Um deles – Um Toque Familiar – é recentíssimo e está em cartaz nas boas salas de cinema. Considerado um filme delicado sobre o Alzheimer, inspirado na avó da diretora, Sarah Friedland, é, na minha leitura, uma triste denúncia sobre oportunismo e desrespeito para com o idoso.
A atriz Kathleen Chalfant interpreta Ruth, uma senhora de 80 anos que adora cozinhar e que mora sozinha numa bela casa com jardim. Ela é totalmente independente para se cuidar e se vestir. Prepara com estilo o almoço para esperar o filho, que chega nervoso e cheio de truques para levá-la para uma casa de repouso.
Veja o trailer:
Ruth não reconhece o filho. Pensa que ele é um pretendente. Só isso. No mais, ela usou a faca com destreza para cozinhar, vestiu-se com esmero, se maquiou sozinha e troca com o visitante uma conversa inteligente e sóbria sobre arquitetura e literatura. Não precisava ser internada. Precisava, no máximo, de uma pessoa para lhe fazer companhia em casa, levá-la para passear, estimular sua memória e a prática de exercícios.
O que se segue é revoltante. O filho faz a mala dela, interna-a numa luxuosa casa de apoio e, tratada como os demais internos, ela vai se entristecendo. No início, ela tenta mostrar que é ativa, chega a produzir o café da manhã para todos, com o requinte de que é capaz. Mas é empurrada cada vez mais para o abismo do Alzheimer, até que a doença se instala de verdade.
No intervalo da transformação de uma pessoa com pequenos lapsos de memória, em uma silenciosa rendição, vemos o filho desocupando a casa dela para vender ou coisa assim, sem o menor respeito por sua história e suas memórias. Enquanto a neta, que não aparece para visitá-la, se apropria de seus casacos.

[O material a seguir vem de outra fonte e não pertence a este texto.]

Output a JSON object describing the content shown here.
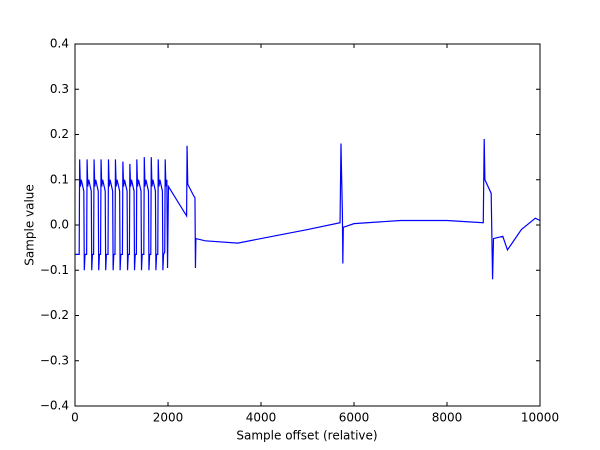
{
  "chart_data": {
    "type": "line",
    "xlabel": "Sample offset (relative)",
    "ylabel": "Sample value",
    "xlim": [
      0,
      10000
    ],
    "xticks": [
      0,
      2000,
      4000,
      6000,
      8000,
      10000
    ],
    "ylim": [
      -0.4,
      0.4
    ],
    "yticks": [
      {
        "value": -0.4,
        "label": "−0.4"
      },
      {
        "value": -0.3,
        "label": "−0.3"
      },
      {
        "value": -0.2,
        "label": "−0.2"
      },
      {
        "value": -0.1,
        "label": "−0.1"
      },
      {
        "value": 0,
        "label": "0.0"
      },
      0.1,
      0.2,
      0.3,
      0.4
    ],
    "grid": false,
    "series": [
      {
        "color": "#0000ff",
        "x": [
          0,
          90,
          100,
          115,
          135,
          190,
          200,
          215,
          250,
          260,
          275,
          295,
          350,
          360,
          375,
          400,
          410,
          425,
          445,
          500,
          510,
          525,
          550,
          560,
          575,
          595,
          650,
          660,
          675,
          710,
          720,
          735,
          755,
          810,
          820,
          835,
          860,
          870,
          885,
          905,
          960,
          970,
          985,
          1020,
          1030,
          1045,
          1065,
          1120,
          1130,
          1145,
          1170,
          1180,
          1195,
          1215,
          1270,
          1280,
          1295,
          1320,
          1330,
          1345,
          1365,
          1420,
          1430,
          1445,
          1480,
          1490,
          1505,
          1525,
          1580,
          1590,
          1605,
          1630,
          1640,
          1655,
          1675,
          1730,
          1740,
          1755,
          1780,
          1790,
          1805,
          1825,
          1880,
          1890,
          1905,
          1930,
          1940,
          1955,
          1975,
          1990,
          2010,
          2400,
          2410,
          2425,
          2550,
          2580,
          2590,
          2600,
          2800,
          3500,
          4000,
          5000,
          5700,
          5720,
          5735,
          5750,
          5760,
          5770,
          6000,
          7000,
          8000,
          8780,
          8800,
          8815,
          8950,
          8980,
          9000,
          9200,
          9300,
          9400,
          9600,
          9900,
          10000
        ],
        "values": [
          -0.065,
          -0.065,
          0.145,
          0.085,
          0.1,
          0.075,
          -0.1,
          -0.065,
          -0.065,
          0.145,
          0.085,
          0.1,
          0.075,
          -0.1,
          -0.065,
          -0.065,
          0.145,
          0.085,
          0.1,
          0.075,
          -0.1,
          -0.065,
          -0.065,
          0.145,
          0.085,
          0.1,
          0.075,
          -0.1,
          -0.065,
          -0.065,
          0.145,
          0.085,
          0.1,
          0.075,
          -0.1,
          -0.065,
          -0.065,
          0.145,
          0.085,
          0.1,
          0.075,
          -0.1,
          -0.065,
          -0.065,
          0.14,
          0.085,
          0.1,
          0.075,
          -0.1,
          -0.065,
          -0.065,
          0.135,
          0.085,
          0.1,
          0.075,
          -0.1,
          -0.065,
          -0.065,
          0.145,
          0.085,
          0.1,
          0.075,
          -0.1,
          -0.065,
          -0.065,
          0.15,
          0.085,
          0.1,
          0.075,
          -0.1,
          -0.065,
          -0.065,
          0.15,
          0.085,
          0.1,
          0.075,
          -0.1,
          -0.065,
          -0.065,
          0.145,
          0.085,
          0.1,
          0.075,
          -0.1,
          -0.065,
          -0.06,
          0.145,
          0.085,
          0.1,
          -0.095,
          0.085,
          0.02,
          0.175,
          0.09,
          0.065,
          0.06,
          -0.095,
          -0.03,
          -0.035,
          -0.04,
          -0.03,
          -0.01,
          0.005,
          0.18,
          0.1,
          0.03,
          -0.085,
          -0.005,
          0.003,
          0.01,
          0.01,
          0.005,
          0.19,
          0.1,
          0.07,
          -0.12,
          -0.03,
          -0.025,
          -0.055,
          -0.04,
          -0.01,
          0.015,
          0.01
        ]
      }
    ]
  }
}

A cobiça pela herança é também o tema do filme argentino “27 Noites”, do diretor Daniel Hendler, no catálogo da Netflix. Hendler faz o papel do psiquiatra forense convocado pela Justiça, para analisar a denúncia da senhora Martha Roffman, internada numa clínica psiquiátrica por artimanha das duas filhas.
Veja o trailer:
Martha, vivida pela atriz Marilu Marini, tem 83 anos, é culta, livre, inteligente e rica. Viúva, trabalha com amigos LGBTQ+ na construção de um espaço multicultural para abrigar suas obras de arte e estimular a produção artística local.
As filhas alegam que ela está demente, que está dilapidando o patrimônio familiar e, numa cena de traição de arrancar lágrimas da plateia, internam a mãe por 27 noites, se valendo de um laudo falso produzido pelo diretor da clínica.
Quando Martha escapa do hospício com a ajuda dos amigos, percebe-se que além do desejo de vigiar o patrimônio que herdarão, as filhas vêm a mãe com preconceito. Porque ela namora, dança, bebe, se diverte, dá festas. Tem vida própria, personalidade alegre, é mais moderna que as duas, que vivem na amargura de suas escolhas convencionais.
O longa é baseado em uma história real que levou a Argentina a proibir a internação compulsória de pessoas e a aprovar a lei antimanicômio, a exemplo do Brasil.
Os dois filmes são um alerta aos idosos sobre manipulação psicológica, preconceito e abuso dentro de casa. São tristes de ver. Mas vale a pena.